Restricted Application added a subscriber: Aklapper. · View Herald Transcript

Another, simpler, idea is to make sure that no user has any of the "lqt-*" permissions, which would create an effective read only state.

I would strongly advise against option 2 - it makes things worse rather than better IMO.

A LiquidThreads page is at its core a wikitext page, with LiquidThreads adding some additional formatting to it. Almost all of the data required to deconstruct a LiquidThreads page back into wikitext is stored in the core page and revision tables, and one could even consider writing a Scribunto module to render a LQT board when LiquidThreads isn't installed.

(It isn't quite that simple - user signatures and the structure of the thread (who replied to whom) is only stored in LQT-specific tables. But the meat of the comment is still there.)

Flow, on the other hand, stores everything in it's own internal opaque database as HTML. The LQT->Flow conversion script moves every single LQT page (to retain the history of the header), overwrites the comments LQT stores in the core database with redirects, and creates its own "Topic:" pages that are just pointers. This is further away from the eventual goal of converting everything to wikitext/discussiontools that you are eventually hoping to achieve, and would make a much bigger mess that you started with.
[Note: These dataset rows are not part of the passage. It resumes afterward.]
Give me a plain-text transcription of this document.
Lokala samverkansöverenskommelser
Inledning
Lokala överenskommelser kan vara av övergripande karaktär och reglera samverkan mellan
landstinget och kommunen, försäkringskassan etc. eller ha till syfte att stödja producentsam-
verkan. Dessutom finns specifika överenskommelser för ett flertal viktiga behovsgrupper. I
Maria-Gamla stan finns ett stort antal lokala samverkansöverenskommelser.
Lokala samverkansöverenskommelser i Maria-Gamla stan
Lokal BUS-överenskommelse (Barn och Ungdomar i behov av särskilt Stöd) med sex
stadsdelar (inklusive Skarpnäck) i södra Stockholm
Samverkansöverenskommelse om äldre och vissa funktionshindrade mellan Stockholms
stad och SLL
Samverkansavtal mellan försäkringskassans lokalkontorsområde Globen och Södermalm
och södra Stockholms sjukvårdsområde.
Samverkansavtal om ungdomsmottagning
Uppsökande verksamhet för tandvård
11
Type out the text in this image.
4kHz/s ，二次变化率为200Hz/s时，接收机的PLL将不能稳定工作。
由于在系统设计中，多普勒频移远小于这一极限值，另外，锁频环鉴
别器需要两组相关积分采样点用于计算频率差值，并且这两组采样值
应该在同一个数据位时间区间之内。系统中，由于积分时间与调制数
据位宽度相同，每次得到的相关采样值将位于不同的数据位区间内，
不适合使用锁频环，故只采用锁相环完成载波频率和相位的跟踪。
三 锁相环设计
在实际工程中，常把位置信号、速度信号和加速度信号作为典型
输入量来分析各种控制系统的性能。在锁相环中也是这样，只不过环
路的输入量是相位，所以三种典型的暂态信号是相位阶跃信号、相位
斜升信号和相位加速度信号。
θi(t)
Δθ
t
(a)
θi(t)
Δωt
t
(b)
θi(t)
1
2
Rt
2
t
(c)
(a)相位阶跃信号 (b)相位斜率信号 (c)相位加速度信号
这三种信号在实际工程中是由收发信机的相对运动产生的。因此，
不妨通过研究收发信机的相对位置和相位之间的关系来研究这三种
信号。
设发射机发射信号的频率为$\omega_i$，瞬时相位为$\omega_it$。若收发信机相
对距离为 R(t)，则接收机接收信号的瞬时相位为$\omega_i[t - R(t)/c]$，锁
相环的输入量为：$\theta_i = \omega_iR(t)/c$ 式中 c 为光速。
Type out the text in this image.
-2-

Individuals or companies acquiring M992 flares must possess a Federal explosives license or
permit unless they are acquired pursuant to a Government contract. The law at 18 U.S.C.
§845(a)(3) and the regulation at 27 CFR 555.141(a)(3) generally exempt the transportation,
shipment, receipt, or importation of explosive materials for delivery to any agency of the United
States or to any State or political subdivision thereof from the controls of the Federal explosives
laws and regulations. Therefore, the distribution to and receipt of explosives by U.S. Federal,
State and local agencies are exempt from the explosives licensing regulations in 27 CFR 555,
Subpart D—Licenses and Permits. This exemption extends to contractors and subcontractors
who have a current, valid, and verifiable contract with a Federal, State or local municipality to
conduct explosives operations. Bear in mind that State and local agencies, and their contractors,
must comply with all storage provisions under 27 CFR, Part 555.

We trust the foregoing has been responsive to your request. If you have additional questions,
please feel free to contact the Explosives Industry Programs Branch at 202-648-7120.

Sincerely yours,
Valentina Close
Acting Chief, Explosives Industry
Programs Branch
The Editing team will discuss this topic on December 18.

We have a deadline for LQT - February 2025 - as removing this extension is a requirement to deploy temp accounts.

I would strongly advise against option 2 - it makes things worse rather than better IMO.

While this is true, we have to take into account the scale here. Liquid threads is used minimally on a small number of minor wikis. There is already an existing migration script for LQT->Flow that has been run in the past (e.g. on mediawiki.org).

We also know we have to create a conversion script for Flow to DiscussionTools - and having a handful more Flow boards to convert is going to be much simpler than creating an LQT->DT conversion script.

Liquid threads is used minimally on a small number of minor wikis

That's seriously misleading. Every single published article on enwikinews has an associated LQT page, for example.

Let's be clearer here:

Trizek-WMF claimed this task.

During the team meeting, and after considering the comments posted here, we agreed that the easiest way was:

Approach #2: Convert Liquid Threads to Flow using the existing script and in doing so leverage Flow's read only state

We will also work on diminishing the impact of these moves on the concerned wikis, as much as we can.

Finally, consider if a LiquidThreads board has zero threads then don't bother archiving it. That would reduce the impact considerably.

Finally, consider if a LiquidThreads board has zero threads then don't bother archiving it. That would reduce the impact considerably.

I see it as something similar to how you deleted mediawikiwiki's empty Flow boards, before the conversion script run.

I don't like how much I feel like I'm the only person keeping this project from collapsing into a tide of chaos, but fine.

Is there a timeframe on when the LQT->Flow conversion script is likely to be done?